As a first timer, I want to share some advice on how to make the most of your own Shamwari Group safari at any of our private game reserves (Shamwari Game Reserve or Sanbona Game Reserve) or our concession in Kruger, Jock Safari Lodge:

  • The ideal amount of time to spend in one game park is two to three nights. This gives you at least four game drives and a much better chance of maximizing your wildlife spotting. You’ve also got more time to get to know your game ranger and experience a traditional African boma (outdoor barbecue).
  • Make the most of your drives by sitting as close as possible to the ranger. You’ll be astounded at the knowledge these guides have. Most of them are quite funny, too. Ask questions, listen carefully and take it all in. Your ranger is the catalyst to making the drives unforgettable. (Good safari ettiquette says that you should offer to change seats with people.
  • Ladies, pack a sports bra (or two). Not only do bush roads lack a dotted center line, they also lack pavement of any kind. Potholes and washboard ridges are far more common than smooth stretches. Trust me, the “girls” will thank you.
  • Put your camera down every once in a while. Although I may not have that many trips around the sun, I’ve learned to take in my unique surroundings as opposed to obsessing over snapping picture of every single thing. I cherish the pictures that I have and enjoy sharing and looking back on them, but I find myself wishing I would have put the camera down more and just enjoyed myself in the moment. A picture doesn’t do justice when you’re witnessing a leopard stalking it’s prey right before your eyes.
  • As cuddly and friendly as they look, you may not get out of the vehicle to take a closer look. Believe it or not, someone actually asked the ranger if they could do that.

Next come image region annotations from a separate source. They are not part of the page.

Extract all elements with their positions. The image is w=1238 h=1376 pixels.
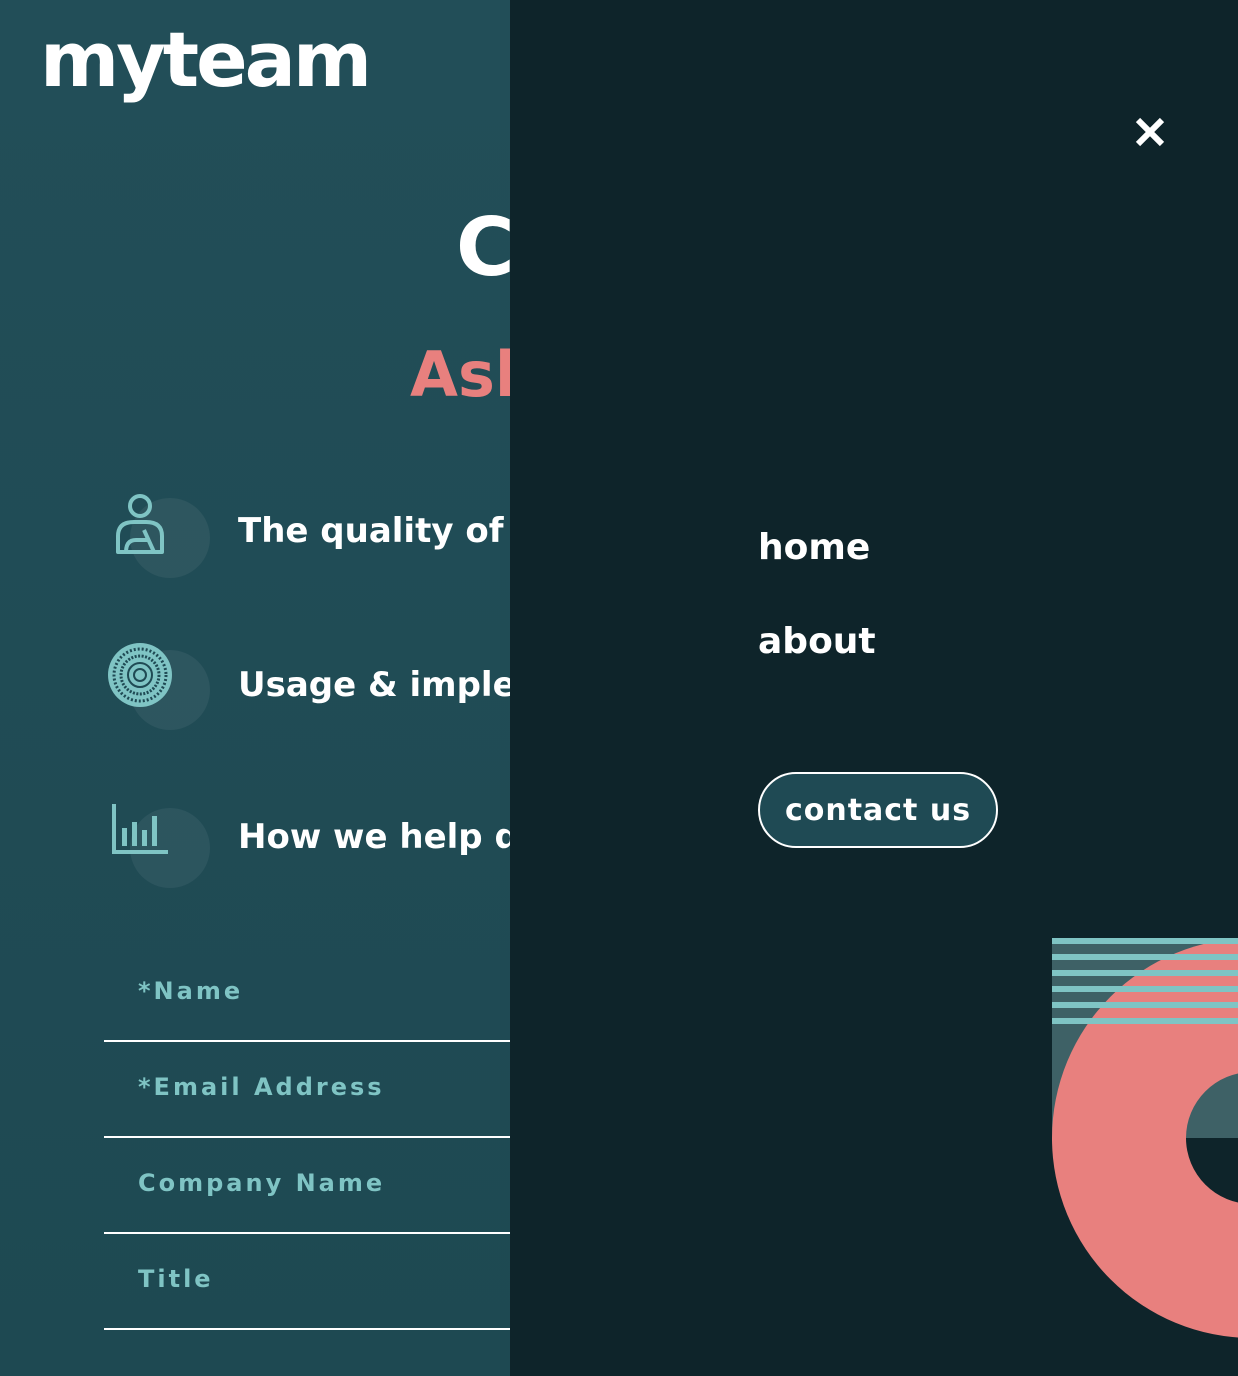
feature-text: Usage & implem <box>238 665 552 705</box>
chart-icon <box>112 804 168 854</box>
page-title: C <box>456 201 515 294</box>
contact-us-button[interactable]: contact us <box>758 772 998 848</box>
close-icon <box>1135 117 1165 147</box>
person-icon <box>116 494 164 554</box>
nav-link-home[interactable]: home <box>758 530 870 566</box>
logo[interactable]: myteam <box>40 22 372 98</box>
close-button[interactable] <box>1130 112 1170 152</box>
decorative-pattern-icon <box>1052 938 1238 1338</box>
nav-link-about[interactable]: about <box>758 624 876 660</box>
nexus-icon <box>108 643 172 707</box>
feature-text: How we help dri <box>238 817 548 857</box>
mobile-menu: home about contact us <box>510 0 1238 1376</box>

  • Binoculars (or “binos” as I learned they are referred to) may not be a common household item, but you’re gonna wish you had a pair. Otherwise you won’t be able to discover that elephants have the most beautiful brown eyes with extraordinarily long eye lashes. You see the wildlife so differently through the power of binoculars.

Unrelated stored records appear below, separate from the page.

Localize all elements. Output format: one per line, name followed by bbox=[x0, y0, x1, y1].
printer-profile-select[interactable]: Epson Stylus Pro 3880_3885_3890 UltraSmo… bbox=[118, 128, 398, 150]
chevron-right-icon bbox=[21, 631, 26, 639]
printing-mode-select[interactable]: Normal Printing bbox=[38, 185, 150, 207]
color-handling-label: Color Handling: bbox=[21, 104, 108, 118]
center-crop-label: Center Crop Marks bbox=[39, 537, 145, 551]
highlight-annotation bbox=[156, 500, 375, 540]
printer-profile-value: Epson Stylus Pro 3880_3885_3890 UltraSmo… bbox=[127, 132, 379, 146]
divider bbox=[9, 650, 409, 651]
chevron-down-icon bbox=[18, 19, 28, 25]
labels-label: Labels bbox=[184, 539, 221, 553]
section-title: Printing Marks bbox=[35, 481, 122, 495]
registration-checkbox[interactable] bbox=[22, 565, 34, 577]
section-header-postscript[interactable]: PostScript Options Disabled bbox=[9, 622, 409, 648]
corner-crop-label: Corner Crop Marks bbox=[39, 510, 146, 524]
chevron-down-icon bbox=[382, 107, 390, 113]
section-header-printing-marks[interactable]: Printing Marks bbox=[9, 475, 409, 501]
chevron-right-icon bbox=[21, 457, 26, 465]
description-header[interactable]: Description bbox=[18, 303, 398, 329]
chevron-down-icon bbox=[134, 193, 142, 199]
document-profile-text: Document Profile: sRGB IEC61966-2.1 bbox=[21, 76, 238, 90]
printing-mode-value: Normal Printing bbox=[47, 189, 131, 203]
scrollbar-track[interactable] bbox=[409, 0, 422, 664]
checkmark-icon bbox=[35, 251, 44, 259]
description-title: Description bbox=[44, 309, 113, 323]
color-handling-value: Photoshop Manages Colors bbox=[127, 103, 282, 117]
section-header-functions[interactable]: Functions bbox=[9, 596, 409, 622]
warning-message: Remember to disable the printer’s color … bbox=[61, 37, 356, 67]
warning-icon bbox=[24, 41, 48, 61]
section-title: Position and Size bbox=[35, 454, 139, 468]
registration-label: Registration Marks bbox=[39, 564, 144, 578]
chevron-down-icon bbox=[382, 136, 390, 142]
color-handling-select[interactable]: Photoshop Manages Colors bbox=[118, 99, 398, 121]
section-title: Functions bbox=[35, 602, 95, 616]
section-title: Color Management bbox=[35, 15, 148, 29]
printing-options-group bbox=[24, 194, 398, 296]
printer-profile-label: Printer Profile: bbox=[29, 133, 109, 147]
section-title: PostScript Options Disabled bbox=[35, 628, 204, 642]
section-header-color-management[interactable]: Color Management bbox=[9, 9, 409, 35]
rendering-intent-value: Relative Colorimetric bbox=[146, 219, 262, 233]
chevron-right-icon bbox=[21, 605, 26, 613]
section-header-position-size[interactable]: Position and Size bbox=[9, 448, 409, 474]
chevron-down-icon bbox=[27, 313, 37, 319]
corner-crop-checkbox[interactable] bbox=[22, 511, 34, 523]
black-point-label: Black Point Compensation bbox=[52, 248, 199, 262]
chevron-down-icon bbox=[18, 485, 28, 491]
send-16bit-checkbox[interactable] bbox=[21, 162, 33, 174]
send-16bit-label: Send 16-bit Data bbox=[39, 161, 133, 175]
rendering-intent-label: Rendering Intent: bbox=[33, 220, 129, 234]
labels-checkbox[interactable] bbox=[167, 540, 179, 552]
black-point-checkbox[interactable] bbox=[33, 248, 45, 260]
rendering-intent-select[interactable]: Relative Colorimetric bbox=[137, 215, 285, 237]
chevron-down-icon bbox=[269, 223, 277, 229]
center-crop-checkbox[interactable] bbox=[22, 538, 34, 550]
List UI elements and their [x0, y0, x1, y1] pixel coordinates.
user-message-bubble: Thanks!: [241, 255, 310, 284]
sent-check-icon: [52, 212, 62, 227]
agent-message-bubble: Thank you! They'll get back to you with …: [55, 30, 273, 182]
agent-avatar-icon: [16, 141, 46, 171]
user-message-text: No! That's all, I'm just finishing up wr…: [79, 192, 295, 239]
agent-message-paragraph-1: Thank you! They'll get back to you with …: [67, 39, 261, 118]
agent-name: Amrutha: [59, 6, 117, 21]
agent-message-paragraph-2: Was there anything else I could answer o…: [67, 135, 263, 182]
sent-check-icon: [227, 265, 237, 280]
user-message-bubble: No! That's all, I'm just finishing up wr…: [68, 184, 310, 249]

  • Base your weather research on what season or month you’ll be going on safari. Although the South African summer months (Nov-Feb) are very warm, it often gets surprisingly cool at night because of the altitude. The weather is completely unpredictable and nothing is worse than a wet or freezing game drive. Prepare for all circumstances, pack accordingly and you’ll be one happy camper.I could go on for hours about what an incredible experience I had in Kruger at Jock Safari Lodge, part of the Shamwari Group, but I’ll leave you to start planning your South African trip of a lifetime.